Get some interesting data you want to classify. Hint: Search the WWW for "classification benchmarks". Be sure that you can get the data in a format thats easy to read (ideal: CSV with column titles). Check if the datasets are complete, if not: think about how to deal with that. Hint: common symbols for missing measurements are: '?','N','*'.  Please write down from where you got the data.  Build, test and tune a model until the classification performance satisfies you.  Save the R-commands you used in a file classification-datafilename.r (in the correct order ;)).  Report the results.

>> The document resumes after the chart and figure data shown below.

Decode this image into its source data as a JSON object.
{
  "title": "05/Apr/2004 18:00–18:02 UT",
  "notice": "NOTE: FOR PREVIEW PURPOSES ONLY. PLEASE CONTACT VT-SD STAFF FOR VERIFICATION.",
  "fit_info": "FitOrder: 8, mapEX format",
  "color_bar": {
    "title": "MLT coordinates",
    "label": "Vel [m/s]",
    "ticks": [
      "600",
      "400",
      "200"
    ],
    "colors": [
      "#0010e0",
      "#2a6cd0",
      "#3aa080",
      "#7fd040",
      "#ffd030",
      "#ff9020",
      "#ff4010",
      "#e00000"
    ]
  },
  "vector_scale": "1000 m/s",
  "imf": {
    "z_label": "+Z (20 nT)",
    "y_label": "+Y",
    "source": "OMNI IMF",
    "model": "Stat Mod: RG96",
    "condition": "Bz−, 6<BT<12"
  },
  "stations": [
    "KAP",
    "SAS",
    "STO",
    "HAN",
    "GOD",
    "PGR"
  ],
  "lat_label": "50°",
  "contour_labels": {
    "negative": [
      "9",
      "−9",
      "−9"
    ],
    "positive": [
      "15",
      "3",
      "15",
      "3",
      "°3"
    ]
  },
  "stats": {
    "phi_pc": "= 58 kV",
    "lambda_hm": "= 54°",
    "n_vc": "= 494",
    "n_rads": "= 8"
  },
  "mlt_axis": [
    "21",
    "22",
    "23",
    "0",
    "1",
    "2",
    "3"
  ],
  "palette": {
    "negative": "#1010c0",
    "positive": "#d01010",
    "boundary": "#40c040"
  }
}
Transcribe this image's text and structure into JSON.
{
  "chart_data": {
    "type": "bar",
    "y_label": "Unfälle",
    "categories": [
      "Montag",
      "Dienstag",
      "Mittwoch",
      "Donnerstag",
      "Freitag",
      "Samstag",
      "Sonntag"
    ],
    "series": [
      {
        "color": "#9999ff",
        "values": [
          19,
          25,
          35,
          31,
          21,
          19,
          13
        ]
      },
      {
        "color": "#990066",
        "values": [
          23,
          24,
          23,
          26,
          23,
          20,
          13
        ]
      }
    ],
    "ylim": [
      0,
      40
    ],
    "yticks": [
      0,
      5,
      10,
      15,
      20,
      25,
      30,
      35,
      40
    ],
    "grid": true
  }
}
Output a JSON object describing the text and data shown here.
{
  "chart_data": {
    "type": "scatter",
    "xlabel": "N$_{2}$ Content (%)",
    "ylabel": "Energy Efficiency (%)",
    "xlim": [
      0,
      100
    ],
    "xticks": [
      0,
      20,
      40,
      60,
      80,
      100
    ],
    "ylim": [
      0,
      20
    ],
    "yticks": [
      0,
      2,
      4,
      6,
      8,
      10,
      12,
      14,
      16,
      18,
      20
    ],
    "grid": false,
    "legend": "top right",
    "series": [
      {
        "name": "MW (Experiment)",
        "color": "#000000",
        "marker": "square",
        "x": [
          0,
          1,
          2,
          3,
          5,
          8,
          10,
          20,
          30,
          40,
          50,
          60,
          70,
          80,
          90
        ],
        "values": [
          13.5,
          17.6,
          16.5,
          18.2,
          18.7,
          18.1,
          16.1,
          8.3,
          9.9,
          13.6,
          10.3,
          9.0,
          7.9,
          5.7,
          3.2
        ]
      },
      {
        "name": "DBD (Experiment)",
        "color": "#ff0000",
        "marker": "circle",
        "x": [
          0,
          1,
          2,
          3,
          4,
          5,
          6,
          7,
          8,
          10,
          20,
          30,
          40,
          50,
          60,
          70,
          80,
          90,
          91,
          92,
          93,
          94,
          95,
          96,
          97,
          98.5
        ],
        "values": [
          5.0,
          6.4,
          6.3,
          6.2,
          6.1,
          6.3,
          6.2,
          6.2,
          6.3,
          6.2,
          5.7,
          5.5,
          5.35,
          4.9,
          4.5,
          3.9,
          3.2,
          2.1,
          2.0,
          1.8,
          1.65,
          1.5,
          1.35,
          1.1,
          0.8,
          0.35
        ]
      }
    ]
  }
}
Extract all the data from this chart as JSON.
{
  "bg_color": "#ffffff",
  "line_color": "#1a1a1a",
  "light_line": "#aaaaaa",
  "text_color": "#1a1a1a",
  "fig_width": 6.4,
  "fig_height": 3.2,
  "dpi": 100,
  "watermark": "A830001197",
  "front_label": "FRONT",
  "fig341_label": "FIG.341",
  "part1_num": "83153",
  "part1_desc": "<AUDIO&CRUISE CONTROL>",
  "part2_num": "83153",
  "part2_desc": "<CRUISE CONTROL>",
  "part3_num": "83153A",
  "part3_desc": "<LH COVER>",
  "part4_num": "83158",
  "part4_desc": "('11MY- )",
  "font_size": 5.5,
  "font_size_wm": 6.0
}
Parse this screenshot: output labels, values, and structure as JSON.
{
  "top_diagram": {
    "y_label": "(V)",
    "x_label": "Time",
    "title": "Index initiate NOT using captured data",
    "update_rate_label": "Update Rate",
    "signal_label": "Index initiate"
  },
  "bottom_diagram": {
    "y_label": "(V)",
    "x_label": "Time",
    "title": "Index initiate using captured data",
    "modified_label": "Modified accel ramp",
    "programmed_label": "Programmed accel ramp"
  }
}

 If you give me the permission, I'll put your results on this tutorials homepage. Others may learn from your examples.

Appendix A - Data sources

Breast-cancer data:

Sources:

Dr. William H. Wolberg (physician)
University of Wisconsin Hospitals
Madison, Wisconsin
USA

Donor: Olvi Mangasarian (mangasarian@cs.wisc.edu)

Received by David W. Aha (aha@cs.jhu.edu)

Past work:

O. L. Mangasarian and W. H. Wolberg: "Cancer diagnosis via linear
programming", SIAM News, Volume 23, Number 5, September 1990, pp 1 & 18.
                                                                               
William H. Wolberg and O.L. Mangasarian: "Multisurface method of
pattern separation for medical diagnosis applied to breast cytology",
Proceedings of the National Academy of Sciences, U.S.A., Volume 87,
December 1990, pp 9193-9196.
                                                                               
O. L. Mangasarian, R. Setiono, and W.H. Wolberg: "Pattern recognition
via linear programming: Theory and application to medical diagnosis",
in: "Large-scale numerical optimization", Thomas F. Coleman and Yuying
Li, editors, SIAM Publications, Philadelphia 1990, pp 22-30.
                                                                               
K. P. Bennett & O. L. Mangasarian: "Robust linear programming
discrimination of two linearly inseparable sets", Optimization Methods
and Software 1, 1992, 23-34 (Gordon & Breach Science Publishers).